Mercredi 7 février

Lucrecia est une chouette môme. Ce qui n’était pas le cas l’année précédente, ni celle d’avant. Elle a donc le profil typique des élèves d’Ylisse. Pas méchante, sa hargne s’étant apaisée lors du premier trimestre de troisième (toute vanité bue, je dois dire que je suis fort pour ça : réconcilier les mômes avec leur scolarité), mais des lacunes à n’en plus finir. Elle fait ce qu’elle peut pour les combler, et, très doucement, certaines habitudes se mettent en place.

Sauf qu’aujourd’hui, Lucrecia me regarde avec des éclairs dans les yeux. Ne sort pas son cahier. Dort sur sa table ou éclate d’un rire gras quand elle discute avec sa copine. Au bout de quelques minutes, je m’approche d’elle et lui demande quelle erynie a bien pu la mordre (elle a adoré Antigone) :

“Vous, je vous parle plus, vous m’avez mis un rouge !”

Soupirs indignés de la classe.

“Oui, c’est vrai, moi aussi, monsieur, vous m’avez un rouge !
– Aaaattendez. Avant que j’ai plein d’idées pour des blagues nulles, de quoi parlez-vous ?
– Ben un rouge ! Dans les compétences, là !
– Aaaah. D’accord. Le brevet blanc. Je situe. Et alors ?
– Ben j’irai pas au lycée !
– Je… Pardon ?
– Avec un rouge on va pas au lycée !
– Ça n’a rien à voir. Vous avez eu 0,25 à votre dictée. Forcément, la compétence orthographique n’est pas acquise.

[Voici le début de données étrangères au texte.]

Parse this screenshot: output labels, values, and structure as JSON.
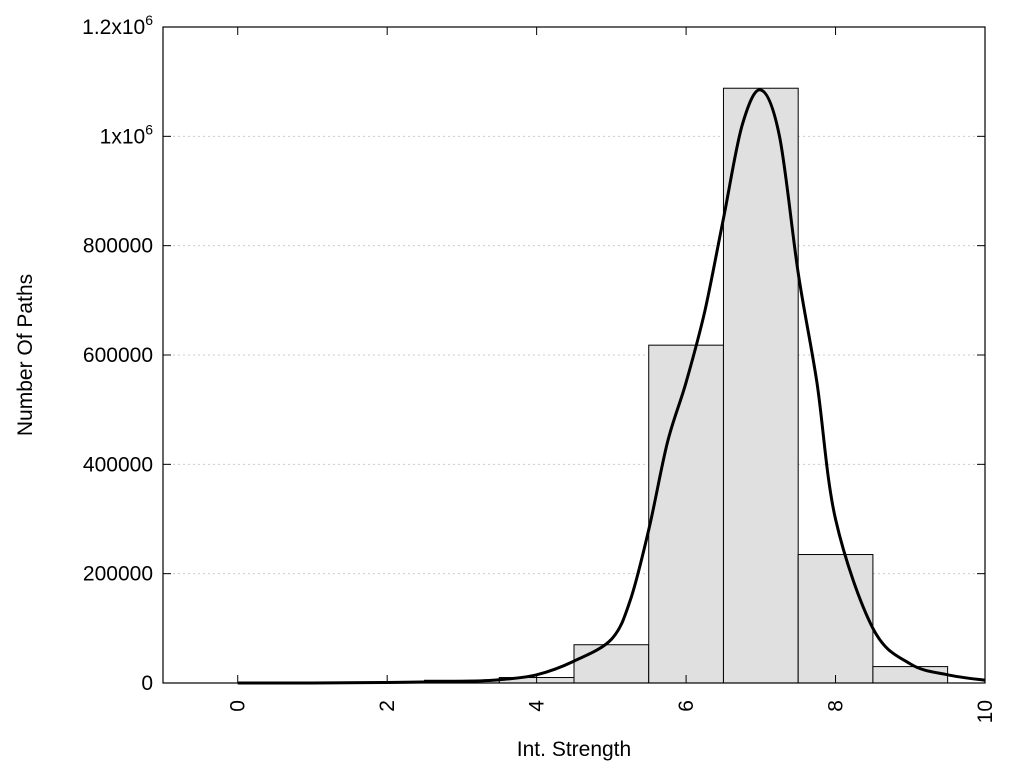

Mais vous l’avez déjà validée plusieurs fois et je vais la réévaluer avant la fin de l’année !
– Comment ça ?… Puis j’en ai marre, je comprends rien, d’où le brevet il est sur 100 là en français ? L’année dernière il était sur 40, et puis il y avait je sais plus combien de points en tout, je comprends plus rien !”

Hochements de tête à droite et à gauche. “C’est vrai, on sait plus ce qu’on doir faire, nous, monsieur.”

Je tente de faire retomber la pression. De leur expliquer que tant qu’ils travaillent au mieux, que les appréciations sont bonnes, tout se passera bien. Tout en pensant aux réformes. Aux polémiques, aux débats, aux réseaux sociaux. Et aux gamins qui, tous les deux ans en ce moment, se prennent dans la tronche des conflits d’idées. En plein dans leur avenir.